Authors: Daekyoung Jung, Wonjae Kim, Hyunjoo Song, Jeong-in Hwang, Bongshin Lee, Bohyoung Kim, Jinwook Seo
- The paper proposes a method to classify charts and extract data from charts.
- Challenges:
- Large number of varying chart styles , hence difficult to use a simple data extraction approach
- Work around for data items that are hidden/occluded, differentiating between 2 different trends represented in the chart
- Image to Text conversion ie. extracting data from image and convert to appropriate text. Character recognition could be a viable option however, the existing methods have low accuracy.
- ReVision, a tool used for automatic chart data extraction uses a 2 stage pipeline, ie. chart classification followed by data extraction (Drawbacks: low extraction accuracy for practical use of data)
- Mixed Initiative Interfaces, enables effective collaboration with intelligent agents and incorporates feedback based system to handle uncertainity in user input.
- Chart Data Extraction, utilizing edge detection/vectorization for extracting data from chart images using ML and image processing. This work is partly utilized by ChartSense as well.
- iVoLVER, another web-based tool for data extraction in chart images which allows users to classify the type of data to be extracted. (Drawbacks: large number of user inputs required for improving data extraction accuracy)
- Other tools like DataThief extract data from line charts and is dependent on user input for identifying region from where data needs to be extracted.
- Uses a deep learning based chart classifier and extracts data with mixed-initiative interaction.
- Uses user feedback based mixed-initiative interaction combined with image processing methods for data extraction with improved accuracy and efficiency of data extraction.
- Network Architecture:
- Classification Task: Uses simple CNN structure for image classification, called GoogLeNet
- Data Extraction Task: Uses a user interaction based model ("mixed initiative interface") to assist data extraction.
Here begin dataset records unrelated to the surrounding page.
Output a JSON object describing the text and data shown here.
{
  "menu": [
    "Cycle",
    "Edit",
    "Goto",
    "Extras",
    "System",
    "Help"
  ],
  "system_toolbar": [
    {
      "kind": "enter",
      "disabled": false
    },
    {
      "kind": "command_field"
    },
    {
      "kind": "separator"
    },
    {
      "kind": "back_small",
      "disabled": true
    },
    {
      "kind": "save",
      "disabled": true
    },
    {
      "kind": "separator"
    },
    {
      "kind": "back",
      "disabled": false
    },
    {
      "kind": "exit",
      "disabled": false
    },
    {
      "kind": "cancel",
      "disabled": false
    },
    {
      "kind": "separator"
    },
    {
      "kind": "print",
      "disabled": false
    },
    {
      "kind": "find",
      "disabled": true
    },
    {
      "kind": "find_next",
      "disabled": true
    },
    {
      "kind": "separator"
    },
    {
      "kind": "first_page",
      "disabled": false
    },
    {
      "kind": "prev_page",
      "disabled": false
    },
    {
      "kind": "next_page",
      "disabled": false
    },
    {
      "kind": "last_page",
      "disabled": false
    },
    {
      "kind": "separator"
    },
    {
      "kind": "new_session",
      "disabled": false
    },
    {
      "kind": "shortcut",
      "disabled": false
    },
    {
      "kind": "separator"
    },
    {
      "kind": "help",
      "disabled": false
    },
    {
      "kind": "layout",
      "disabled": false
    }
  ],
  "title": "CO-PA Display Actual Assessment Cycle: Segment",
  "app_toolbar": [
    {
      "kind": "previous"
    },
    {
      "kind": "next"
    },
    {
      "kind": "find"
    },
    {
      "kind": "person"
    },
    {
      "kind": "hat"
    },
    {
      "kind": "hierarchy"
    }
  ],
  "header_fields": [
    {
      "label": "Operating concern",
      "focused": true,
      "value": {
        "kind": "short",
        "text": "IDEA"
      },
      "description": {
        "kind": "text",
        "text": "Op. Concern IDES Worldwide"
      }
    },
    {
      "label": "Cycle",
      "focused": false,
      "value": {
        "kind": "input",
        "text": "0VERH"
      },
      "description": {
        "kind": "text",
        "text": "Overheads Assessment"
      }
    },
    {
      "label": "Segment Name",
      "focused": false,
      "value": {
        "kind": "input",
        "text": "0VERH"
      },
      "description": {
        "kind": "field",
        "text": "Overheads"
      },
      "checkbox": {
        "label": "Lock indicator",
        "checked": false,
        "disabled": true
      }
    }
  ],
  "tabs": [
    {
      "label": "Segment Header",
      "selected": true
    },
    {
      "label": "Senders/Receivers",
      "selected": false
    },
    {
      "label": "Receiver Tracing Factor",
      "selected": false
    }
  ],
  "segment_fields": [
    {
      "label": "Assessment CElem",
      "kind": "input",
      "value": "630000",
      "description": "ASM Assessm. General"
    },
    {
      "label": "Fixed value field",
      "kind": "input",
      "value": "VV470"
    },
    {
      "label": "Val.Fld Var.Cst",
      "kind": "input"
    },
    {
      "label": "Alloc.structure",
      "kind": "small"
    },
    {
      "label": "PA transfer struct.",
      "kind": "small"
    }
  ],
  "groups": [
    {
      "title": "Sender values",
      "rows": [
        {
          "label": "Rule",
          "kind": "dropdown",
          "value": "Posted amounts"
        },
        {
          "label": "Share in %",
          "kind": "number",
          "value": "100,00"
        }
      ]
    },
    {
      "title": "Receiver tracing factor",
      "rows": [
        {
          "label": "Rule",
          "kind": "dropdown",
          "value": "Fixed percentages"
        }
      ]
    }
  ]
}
For eg. asking users to identify colors representing graphs to improve accuracy.
- Dataset:
- Classification: Input: 256x256x3 with the dataset split into training and validation as 80% and 20%. For a larger dataset, ChartSense performs better than any of the present chart data extractors.
- Data Extraction: With 3% error rate and outperforming WebPlotDigitizer , ChartSense seems to be useful.